Smith made two trips to Cincinnati, initially hopeful that she might be able to continue the pregnancy with the help of fetal surgery. “Looking back,” she says, “I was naive.” Only after speaking with the specialists did Smith realize just how serious the situation was. Kase’s urinary tract appeared completely blocked, and as a result his lungs were severely underdeveloped and his heart looked small.
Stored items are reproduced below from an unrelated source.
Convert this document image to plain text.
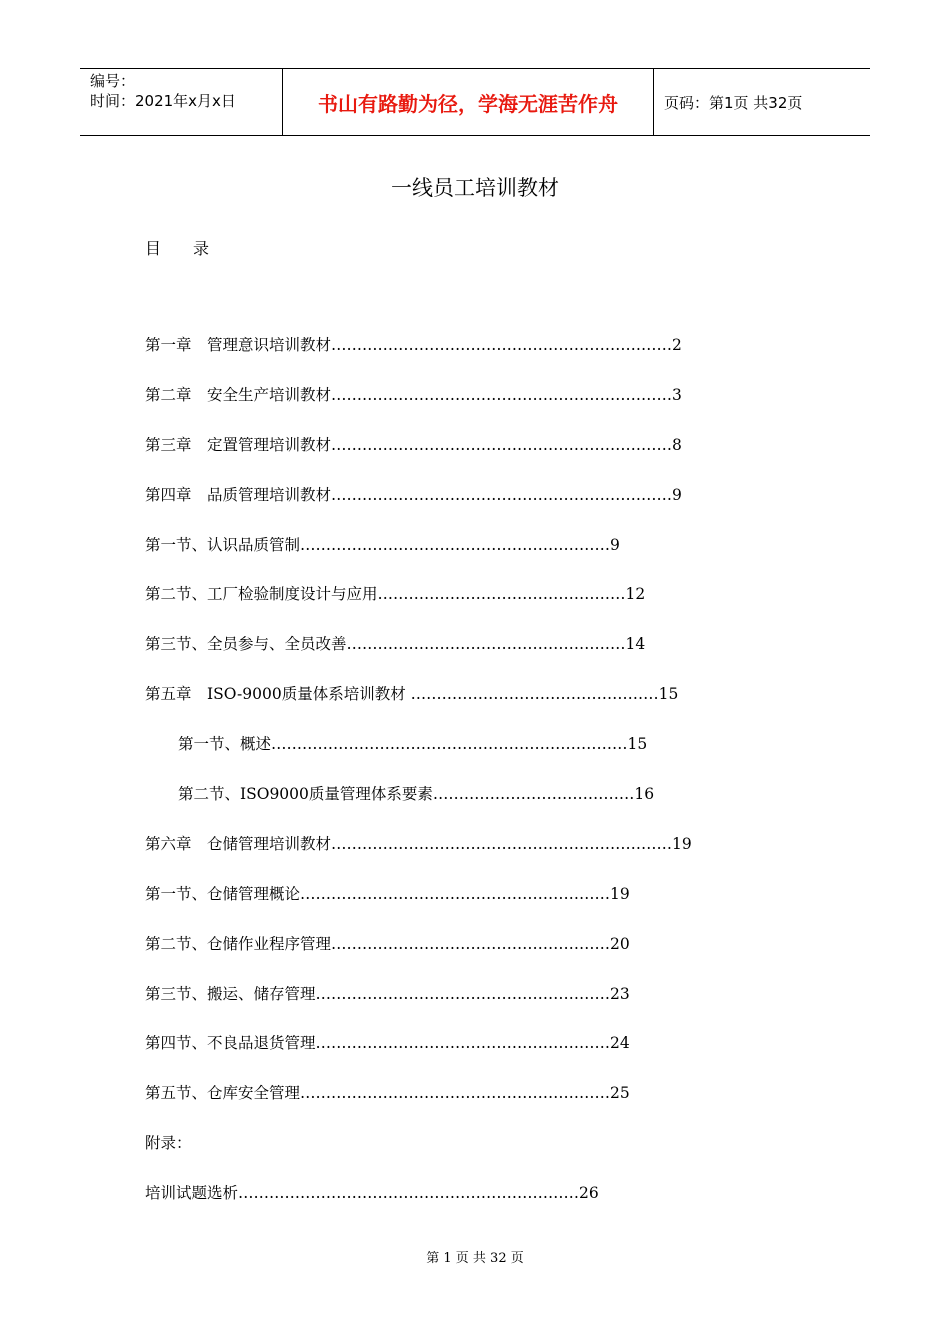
编号：
时间：2021年x月x日	书山有路勤为径，学海无涯苦作舟	页码：第1页 共32页
一线员工培训教材
目 录
第一章　管理意识培训教材…………………………………………………………2
第二章　安全生产培训教材…………………………………………………………3
第三章　定置管理培训教材…………………………………………………………8
第四章　品质管理培训教材…………………………………………………………9
第一节、认识品质管制……………………………………………………9
第二节、工厂检验制度设计与应用…………………………………………12
第三节、全员参与、全员改善………………………………………………14
第五章　ISO-9000质量体系培训教材 …………………………………………15
第一节、概述……………………………………………………………15
第二节、ISO9000质量管理体系要素…………………………………16
第六章　仓储管理培训教材…………………………………………………………19
第一节、仓储管理概论……………………………………………………19
第二节、仓储作业程序管理………………………………………………20
第三节、搬运、储存管理…………………………………………………23
第四节、不良品退货管理…………………………………………………24
第五节、仓库安全管理……………………………………………………25
附录：
培训试题选析…………………………………………………………26
第 1 页 共 32 页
Even if surgery successfully corrected the obstruction, it would be a difficult road ahead.
“He would have been in the NICU up in Cincinnati for at least six months,” Smith said. “And that would have been with 10 to 20 surgeries in his first year of life, [and] monthly doctor appointments back up in Cincinnati. And to put my three kids’ lives on hold for that? My relationship with my fiancé, my whole life would have been turned upside down. And we’re not wealthy. We don’t have money to do those things.”
Still, they tried. Smith underwent tests and procedures in preparation for the surgery, but there were complications during one of the procedures. The doctors told Smith she wouldn’t be able to have the surgery the following week as planned. By this time, she was 23 weeks pregnant. They counseled her on her options, including terminating the pregnancy or allowing “nature [to] take its course,” meaning that she could go home and wait to have a stillbirth.